The record features fourteen original tracks in which Lacunza delves into an inner landscape where attachment, heartbreak, loss, friendship and the bonds that reshape us in our mid-twenties all coexist. The title —a nod to the word “nostalgia” and the number “25”— captures its essence: an emotional journey through that vital threshold where we stop being who we were without yet fully knowing who we will become.
Collaborations that deepen the narrative
The album’s production was crafted alongside Pau Riutort, Diego 900, Barry B, Gara Durán, Andry Kiddos and Pablo Stipicic. The approach strips away ornamentation and prioritises what is essential. Voice, narrative and space take centre stage. The sound moves between atmospheric pop, introspective R&B and electronic landscapes upheld by meaningful silences. All of it serves an alt-pop narrative that is intimate, raw and honest.
N2STAL5IA arrives after early releases such as “Un Castigo” featuring Jesse Baez, “Apego Feroz”, the ballad “Otro Culito”, and “Singapur”, tracks that already hinted at the album’s emotional shift. The collaborations further expand this universe. Jesse Baez brings warmth and understated sensuality to one of the album’s most intimate duets. BEA1991, a key figure in Dutch experimental pop, strengthens the record’s atmospheric character with “Te Enamoraste”. Natt Calma and Nilusi add distinct yet complementary perspectives, rounding out the emotional map that runs through N2STAL5IA.
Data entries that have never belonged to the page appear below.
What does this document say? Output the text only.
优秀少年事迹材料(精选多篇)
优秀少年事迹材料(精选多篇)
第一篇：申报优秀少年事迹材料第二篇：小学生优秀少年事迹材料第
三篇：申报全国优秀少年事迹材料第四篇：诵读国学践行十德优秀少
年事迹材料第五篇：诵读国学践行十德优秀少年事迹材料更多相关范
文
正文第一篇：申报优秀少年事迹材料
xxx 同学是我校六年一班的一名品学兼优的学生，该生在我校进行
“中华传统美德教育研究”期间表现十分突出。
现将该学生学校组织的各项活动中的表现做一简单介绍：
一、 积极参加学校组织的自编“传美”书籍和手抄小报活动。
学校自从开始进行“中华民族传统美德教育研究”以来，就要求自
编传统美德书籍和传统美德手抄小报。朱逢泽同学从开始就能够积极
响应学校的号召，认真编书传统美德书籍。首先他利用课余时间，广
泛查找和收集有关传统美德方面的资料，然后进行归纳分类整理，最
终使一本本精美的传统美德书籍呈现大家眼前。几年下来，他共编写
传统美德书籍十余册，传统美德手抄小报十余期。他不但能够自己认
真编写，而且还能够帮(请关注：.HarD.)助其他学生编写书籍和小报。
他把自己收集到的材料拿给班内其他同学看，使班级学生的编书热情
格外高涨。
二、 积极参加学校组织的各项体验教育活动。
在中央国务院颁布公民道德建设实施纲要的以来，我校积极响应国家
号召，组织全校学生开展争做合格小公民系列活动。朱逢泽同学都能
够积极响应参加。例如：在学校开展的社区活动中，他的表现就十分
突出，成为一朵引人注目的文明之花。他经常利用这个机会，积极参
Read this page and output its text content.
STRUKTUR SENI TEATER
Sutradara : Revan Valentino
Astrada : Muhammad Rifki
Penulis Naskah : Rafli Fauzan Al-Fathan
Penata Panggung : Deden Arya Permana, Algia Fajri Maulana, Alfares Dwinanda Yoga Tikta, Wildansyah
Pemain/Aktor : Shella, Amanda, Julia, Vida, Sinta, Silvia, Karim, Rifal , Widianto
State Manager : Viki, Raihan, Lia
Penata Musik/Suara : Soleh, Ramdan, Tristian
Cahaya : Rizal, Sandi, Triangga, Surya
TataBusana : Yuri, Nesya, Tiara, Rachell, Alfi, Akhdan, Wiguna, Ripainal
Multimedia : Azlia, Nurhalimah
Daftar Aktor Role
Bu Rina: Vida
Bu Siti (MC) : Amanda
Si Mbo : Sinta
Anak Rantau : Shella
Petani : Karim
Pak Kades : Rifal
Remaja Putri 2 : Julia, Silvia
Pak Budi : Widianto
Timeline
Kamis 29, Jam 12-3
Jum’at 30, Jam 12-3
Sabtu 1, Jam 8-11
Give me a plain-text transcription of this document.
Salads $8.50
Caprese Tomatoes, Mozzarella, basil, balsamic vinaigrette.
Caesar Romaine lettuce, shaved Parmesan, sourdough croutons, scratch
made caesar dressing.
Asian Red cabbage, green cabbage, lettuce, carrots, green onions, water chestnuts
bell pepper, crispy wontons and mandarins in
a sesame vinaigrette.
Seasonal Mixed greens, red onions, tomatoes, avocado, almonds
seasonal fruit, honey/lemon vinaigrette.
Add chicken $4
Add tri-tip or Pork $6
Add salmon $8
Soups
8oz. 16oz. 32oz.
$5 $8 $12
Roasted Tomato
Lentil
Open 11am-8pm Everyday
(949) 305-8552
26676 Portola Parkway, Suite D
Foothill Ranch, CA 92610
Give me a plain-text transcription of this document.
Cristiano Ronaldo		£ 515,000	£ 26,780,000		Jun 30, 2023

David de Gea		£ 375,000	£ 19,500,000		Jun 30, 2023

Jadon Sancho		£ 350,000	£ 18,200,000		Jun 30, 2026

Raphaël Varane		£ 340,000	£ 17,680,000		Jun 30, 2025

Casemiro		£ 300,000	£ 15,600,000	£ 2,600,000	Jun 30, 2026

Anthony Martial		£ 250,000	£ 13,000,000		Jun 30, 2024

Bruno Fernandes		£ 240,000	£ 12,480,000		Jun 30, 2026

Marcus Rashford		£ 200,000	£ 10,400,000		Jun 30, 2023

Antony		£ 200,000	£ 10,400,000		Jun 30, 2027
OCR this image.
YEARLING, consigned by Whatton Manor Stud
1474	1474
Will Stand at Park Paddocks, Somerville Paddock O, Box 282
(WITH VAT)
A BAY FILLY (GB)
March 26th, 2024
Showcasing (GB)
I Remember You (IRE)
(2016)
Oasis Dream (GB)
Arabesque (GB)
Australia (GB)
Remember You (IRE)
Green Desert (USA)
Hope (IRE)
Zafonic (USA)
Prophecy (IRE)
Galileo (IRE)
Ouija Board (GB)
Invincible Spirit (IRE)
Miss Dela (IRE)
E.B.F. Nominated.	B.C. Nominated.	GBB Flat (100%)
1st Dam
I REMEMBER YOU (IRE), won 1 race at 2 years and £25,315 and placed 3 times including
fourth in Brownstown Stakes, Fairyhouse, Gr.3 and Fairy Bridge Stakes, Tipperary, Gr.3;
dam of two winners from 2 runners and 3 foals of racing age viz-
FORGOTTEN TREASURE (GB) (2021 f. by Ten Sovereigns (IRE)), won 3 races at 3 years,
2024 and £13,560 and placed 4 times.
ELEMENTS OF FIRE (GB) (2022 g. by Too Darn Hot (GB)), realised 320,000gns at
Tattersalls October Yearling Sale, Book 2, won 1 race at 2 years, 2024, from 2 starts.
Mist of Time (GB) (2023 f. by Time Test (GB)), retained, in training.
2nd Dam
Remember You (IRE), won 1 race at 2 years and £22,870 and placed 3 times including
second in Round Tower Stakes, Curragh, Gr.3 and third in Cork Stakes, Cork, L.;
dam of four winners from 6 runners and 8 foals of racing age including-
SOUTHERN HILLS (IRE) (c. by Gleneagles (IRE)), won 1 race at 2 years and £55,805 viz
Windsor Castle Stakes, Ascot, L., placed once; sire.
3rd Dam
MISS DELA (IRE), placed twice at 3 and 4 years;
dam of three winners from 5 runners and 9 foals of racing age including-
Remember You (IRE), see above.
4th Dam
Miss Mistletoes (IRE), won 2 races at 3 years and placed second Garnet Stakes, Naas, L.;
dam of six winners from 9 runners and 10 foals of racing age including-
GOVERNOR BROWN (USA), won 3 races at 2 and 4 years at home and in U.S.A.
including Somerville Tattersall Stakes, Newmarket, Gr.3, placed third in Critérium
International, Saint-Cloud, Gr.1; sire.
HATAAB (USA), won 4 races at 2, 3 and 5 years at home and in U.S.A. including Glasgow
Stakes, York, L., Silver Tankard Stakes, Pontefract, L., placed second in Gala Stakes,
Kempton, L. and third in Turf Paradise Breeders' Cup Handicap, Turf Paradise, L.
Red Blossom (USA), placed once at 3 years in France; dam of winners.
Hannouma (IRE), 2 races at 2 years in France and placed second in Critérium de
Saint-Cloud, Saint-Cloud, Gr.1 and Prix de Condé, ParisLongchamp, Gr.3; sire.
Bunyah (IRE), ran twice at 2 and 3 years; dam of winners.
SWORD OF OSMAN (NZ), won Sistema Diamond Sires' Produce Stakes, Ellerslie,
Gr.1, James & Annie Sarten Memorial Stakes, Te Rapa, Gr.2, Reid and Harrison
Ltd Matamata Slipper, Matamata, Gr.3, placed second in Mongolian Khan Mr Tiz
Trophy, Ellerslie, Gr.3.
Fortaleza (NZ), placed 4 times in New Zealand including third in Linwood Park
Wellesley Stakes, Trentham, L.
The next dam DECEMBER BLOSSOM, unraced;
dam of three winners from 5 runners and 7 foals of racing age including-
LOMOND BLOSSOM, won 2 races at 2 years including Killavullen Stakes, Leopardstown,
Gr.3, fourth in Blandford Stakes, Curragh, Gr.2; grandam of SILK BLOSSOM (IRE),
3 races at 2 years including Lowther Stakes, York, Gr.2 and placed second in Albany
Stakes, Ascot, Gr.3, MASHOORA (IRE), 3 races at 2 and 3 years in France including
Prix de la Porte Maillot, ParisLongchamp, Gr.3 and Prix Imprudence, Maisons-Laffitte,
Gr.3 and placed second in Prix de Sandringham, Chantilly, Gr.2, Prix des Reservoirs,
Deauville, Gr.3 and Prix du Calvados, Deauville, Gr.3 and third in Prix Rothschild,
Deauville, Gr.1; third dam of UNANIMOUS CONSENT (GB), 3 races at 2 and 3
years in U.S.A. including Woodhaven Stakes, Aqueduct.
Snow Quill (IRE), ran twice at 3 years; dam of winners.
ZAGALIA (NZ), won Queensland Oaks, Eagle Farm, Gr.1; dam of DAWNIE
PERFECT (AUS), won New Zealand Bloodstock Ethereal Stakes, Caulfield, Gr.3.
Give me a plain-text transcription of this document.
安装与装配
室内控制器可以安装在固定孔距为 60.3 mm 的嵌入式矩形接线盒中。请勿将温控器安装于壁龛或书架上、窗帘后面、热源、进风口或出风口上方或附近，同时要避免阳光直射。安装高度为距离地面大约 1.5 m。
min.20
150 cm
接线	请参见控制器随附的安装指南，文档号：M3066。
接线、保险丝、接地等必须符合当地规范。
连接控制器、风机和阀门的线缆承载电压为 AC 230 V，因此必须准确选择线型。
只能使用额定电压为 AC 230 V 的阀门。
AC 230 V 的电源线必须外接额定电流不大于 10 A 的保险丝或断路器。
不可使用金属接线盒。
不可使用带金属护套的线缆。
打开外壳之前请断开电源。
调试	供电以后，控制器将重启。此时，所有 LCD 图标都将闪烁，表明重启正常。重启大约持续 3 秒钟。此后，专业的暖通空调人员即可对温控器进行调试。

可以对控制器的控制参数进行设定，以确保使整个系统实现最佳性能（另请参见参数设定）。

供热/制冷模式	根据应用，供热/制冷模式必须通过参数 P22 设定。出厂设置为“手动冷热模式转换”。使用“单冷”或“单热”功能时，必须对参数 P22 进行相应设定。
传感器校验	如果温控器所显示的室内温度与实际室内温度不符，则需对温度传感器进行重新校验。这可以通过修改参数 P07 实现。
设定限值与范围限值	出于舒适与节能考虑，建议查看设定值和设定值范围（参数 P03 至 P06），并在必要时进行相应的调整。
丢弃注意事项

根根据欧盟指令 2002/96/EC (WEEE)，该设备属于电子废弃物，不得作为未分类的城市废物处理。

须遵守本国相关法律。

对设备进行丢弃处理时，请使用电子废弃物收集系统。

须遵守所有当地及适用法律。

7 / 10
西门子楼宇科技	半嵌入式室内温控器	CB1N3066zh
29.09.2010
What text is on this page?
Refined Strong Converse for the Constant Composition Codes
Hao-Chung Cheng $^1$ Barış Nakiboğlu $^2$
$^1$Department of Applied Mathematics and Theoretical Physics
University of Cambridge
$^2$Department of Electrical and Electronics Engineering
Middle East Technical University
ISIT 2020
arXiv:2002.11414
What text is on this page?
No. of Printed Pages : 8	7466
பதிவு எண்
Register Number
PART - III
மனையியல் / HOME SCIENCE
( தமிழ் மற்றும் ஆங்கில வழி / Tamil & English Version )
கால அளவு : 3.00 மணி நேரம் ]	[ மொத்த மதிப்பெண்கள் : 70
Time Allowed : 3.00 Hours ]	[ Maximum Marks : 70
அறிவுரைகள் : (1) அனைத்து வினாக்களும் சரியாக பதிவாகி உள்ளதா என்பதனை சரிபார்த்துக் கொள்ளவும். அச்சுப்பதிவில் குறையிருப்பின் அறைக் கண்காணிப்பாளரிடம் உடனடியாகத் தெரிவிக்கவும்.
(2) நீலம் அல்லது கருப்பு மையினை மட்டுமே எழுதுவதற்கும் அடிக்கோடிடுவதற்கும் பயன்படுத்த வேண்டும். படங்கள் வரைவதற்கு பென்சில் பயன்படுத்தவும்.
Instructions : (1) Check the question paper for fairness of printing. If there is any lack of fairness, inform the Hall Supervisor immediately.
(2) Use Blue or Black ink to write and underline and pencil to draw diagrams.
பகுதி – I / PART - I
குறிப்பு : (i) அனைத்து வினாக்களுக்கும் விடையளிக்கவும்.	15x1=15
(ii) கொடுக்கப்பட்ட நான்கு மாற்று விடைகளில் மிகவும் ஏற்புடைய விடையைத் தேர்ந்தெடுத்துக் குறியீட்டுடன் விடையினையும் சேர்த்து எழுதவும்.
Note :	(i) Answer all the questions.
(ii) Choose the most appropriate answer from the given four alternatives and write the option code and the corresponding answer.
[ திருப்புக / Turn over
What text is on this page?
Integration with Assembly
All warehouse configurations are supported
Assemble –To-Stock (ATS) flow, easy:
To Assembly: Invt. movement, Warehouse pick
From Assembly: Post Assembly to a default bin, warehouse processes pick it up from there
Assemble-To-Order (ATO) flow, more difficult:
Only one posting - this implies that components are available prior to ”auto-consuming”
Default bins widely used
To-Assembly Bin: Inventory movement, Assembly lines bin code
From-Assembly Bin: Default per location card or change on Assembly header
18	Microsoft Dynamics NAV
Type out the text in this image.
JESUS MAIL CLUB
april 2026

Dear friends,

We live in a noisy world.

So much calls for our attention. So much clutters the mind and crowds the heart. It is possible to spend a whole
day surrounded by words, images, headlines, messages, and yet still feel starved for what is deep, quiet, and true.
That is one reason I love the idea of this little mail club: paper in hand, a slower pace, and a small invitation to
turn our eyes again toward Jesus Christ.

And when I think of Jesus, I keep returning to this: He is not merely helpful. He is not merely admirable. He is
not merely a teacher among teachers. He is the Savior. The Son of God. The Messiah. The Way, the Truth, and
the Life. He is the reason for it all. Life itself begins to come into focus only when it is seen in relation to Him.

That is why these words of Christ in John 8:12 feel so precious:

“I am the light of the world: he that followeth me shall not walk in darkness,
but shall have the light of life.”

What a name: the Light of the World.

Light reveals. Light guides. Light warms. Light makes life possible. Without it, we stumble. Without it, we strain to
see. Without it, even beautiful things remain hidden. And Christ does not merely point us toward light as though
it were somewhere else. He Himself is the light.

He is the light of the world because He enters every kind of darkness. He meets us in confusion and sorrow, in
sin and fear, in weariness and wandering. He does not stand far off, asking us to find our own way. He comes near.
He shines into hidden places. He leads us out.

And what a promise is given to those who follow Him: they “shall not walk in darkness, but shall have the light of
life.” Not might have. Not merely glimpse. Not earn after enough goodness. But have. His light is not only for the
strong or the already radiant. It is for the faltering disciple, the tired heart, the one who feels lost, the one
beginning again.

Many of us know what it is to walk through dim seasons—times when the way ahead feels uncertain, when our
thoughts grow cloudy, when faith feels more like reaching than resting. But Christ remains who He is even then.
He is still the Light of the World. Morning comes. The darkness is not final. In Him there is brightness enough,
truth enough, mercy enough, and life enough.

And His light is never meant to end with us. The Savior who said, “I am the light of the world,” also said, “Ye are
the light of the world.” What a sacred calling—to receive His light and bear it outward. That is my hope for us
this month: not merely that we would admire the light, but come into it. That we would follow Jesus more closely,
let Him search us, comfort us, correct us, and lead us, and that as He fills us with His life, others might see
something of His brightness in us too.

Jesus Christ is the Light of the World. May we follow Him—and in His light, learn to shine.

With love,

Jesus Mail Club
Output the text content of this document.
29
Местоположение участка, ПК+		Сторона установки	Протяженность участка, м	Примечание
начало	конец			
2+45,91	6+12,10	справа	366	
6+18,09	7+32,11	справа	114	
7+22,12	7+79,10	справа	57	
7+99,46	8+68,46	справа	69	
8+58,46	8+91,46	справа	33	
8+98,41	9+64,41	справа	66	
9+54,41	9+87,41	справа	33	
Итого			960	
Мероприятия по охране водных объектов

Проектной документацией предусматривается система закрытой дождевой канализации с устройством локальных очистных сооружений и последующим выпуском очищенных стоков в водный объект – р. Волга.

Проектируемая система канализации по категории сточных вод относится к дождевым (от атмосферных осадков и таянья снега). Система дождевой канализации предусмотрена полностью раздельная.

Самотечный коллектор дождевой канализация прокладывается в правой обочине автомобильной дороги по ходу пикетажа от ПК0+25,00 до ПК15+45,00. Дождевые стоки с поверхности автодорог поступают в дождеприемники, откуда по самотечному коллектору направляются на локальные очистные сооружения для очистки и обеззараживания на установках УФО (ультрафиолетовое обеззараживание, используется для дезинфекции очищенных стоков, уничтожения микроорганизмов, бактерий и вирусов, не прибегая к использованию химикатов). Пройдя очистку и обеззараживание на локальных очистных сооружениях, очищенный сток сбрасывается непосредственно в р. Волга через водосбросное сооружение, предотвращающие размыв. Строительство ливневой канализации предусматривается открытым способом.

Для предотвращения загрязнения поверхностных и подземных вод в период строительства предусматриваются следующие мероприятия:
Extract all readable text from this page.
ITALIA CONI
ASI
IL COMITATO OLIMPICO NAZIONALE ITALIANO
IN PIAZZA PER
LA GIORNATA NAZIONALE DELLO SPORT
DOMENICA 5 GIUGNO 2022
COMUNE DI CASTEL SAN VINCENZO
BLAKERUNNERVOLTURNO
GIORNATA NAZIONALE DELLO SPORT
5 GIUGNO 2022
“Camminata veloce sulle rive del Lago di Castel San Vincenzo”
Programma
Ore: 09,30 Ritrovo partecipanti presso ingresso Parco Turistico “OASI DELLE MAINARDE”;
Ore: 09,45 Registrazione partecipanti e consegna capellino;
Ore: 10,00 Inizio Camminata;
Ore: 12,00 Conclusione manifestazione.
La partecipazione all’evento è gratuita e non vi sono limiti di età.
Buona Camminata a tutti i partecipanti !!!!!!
“SABES QUÉ???”: rupture and transformation
The album’s focal point is “SABES QUÉ???”, its most visceral track. Lacunza wrote it in Mexico during one of her recent co-writing trips alongside Diego 900, L’haine, Pablo Stipicic and Andry Kiddos. The final production, signed by Riutort and Stipicic, embraces a dirtier, more direct sound that breaks deliberately with the delicacy found in the rest of the album.
The song stems from a need to let go. To scream. To sing from a rawer place. It features a chorus formed by her closest friends, repeating her name —“N-A-TA-LIA”— as an inner dialogue. Voices that interrupt, that sting, but also that support.